To estimate the likelihood of an invading nearby civilization, Caballero starts with an interesting premise: how likely are we to invade another civilization that we discover? To calculate that, he compiles the staggering number of times Earth nations have invaded each other as acts of war. This, he says, is a new methodology for calculating the likelihood of a malicious alien civilization.
He also observes that energy consumption on Earth has increased as the likelihood of invasion has decreased: “[T]here seems to be an indirect correlation between the human probability of invasion and the world’s development based on energy consumption. The more developed humanity is, the less likely invasions are,” Caballero says.
And when combined with well-established estimates of the likelihood of intelligent life elsewhere in our galaxy, we can work out a pure probability. That number is very low—eight deep into the decimals of one percent—with a flat number of malicious civilizations of just 0.22. Hopefully that’s the one-fifth that doesn’t have access to their local planetary weapons systems.
Caballero told Vice that he didn’t include one figure in the paper, which represents the total number of malicious civilizations that don’t have intergalactic spaceflight yet. According to his calculations, there are likely 4.42 of these civilizations. But this brings up some philosophical questions—if a malicious tree falls in a forest but no one can hear it, does it make an intergalactic sound? After all, a guilty criminal must have means, motive, and opportunity.
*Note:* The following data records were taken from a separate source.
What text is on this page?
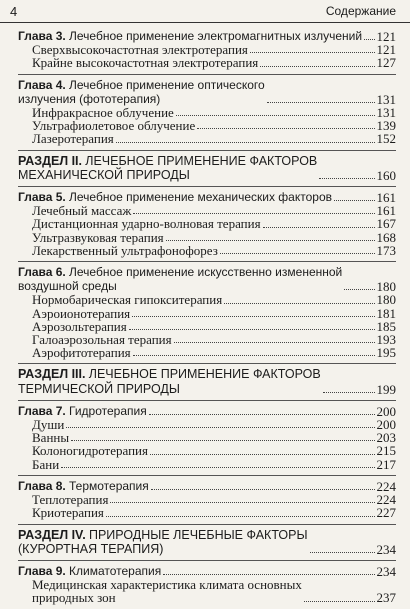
4	Содержание
Глава 3. Лечебное применение электромагнитных излучений 121
Сверхвысокочастотная электротерапия	121
Крайне высокочастотная электротерапия	127
Глава 4. Лечебное применение оптического
излучения (фототерапия)	131
Инфракрасное облучение	131
Ультрафиолетовое облучение	139
Лазеротерапия	152
РАЗДЕЛ II. ЛЕЧЕБНОЕ ПРИМЕНЕНИЕ ФАКТОРОВ
МЕХАНИЧЕСКОЙ ПРИРОДЫ	160
Глава 5. Лечебное применение механических факторов	161
Лечебный массаж	161
Дистанционная ударно-волновая терапия	167
Ультразвуковая терапия	168
Лекарственный ультрафонофорез	173
Глава 6. Лечебное применение искусственно измененной
воздушной среды	180
Нормобарическая гипокситерапия	180
Аэроионотерапия	181
Аэрозольтерапия	185
Галоаэрозольная терапия	193
Аэрофитотерапия	195
РАЗДЕЛ III. ЛЕЧЕБНОЕ ПРИМЕНЕНИЕ ФАКТОРОВ
ТЕРМИЧЕСКОЙ ПРИРОДЫ	199
Глава 7. Гидротерапия	200
Души	200
Ванны	203
Колоногидротерапия	215
Бани	217
Глава 8. Термотерапия	224
Теплотерапия	224
Криотерапия	227
РАЗДЕЛ IV. ПРИРОДНЫЕ ЛЕЧЕБНЫЕ ФАКТОРЫ
(КУРОРТНАЯ ТЕРАПИЯ)	234
Глава 9. Климатотерапия	234
Медицинская характеристика климата основных
природных зон	237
With just means and motive, you’re sending mean tweets to Earth instead.
Caballero writes that ultimately, he believes the likelihood of a malicious alien civilization is lower even than the possibility of Earth being hit by a so-called “planet killer” asteroid. “We could send up to 18,000 interstellar messages to different exoplanets and the probability of invasion by a malicious civilization would be the same as that of an Earth collision with a global-catastrophe asteroid,” he concludes.
A paper like this is built on a series of estimations and decisions that many other experts may not agree with, but that’s part of the point. For those who argue about the role of SETI versus “active” SETI, the debate has been very abstract because of the unknown nature of all the quantities involved. Caballero has put some of those numbers on paper and used them to come up with some kind of answer—something people can now discuss and iterate on in further study.
For some, seeing the vanishingly small likelihood of any kind of complex life, let alone malicious life, might make SETI’s efforts seem more optimistic than ever.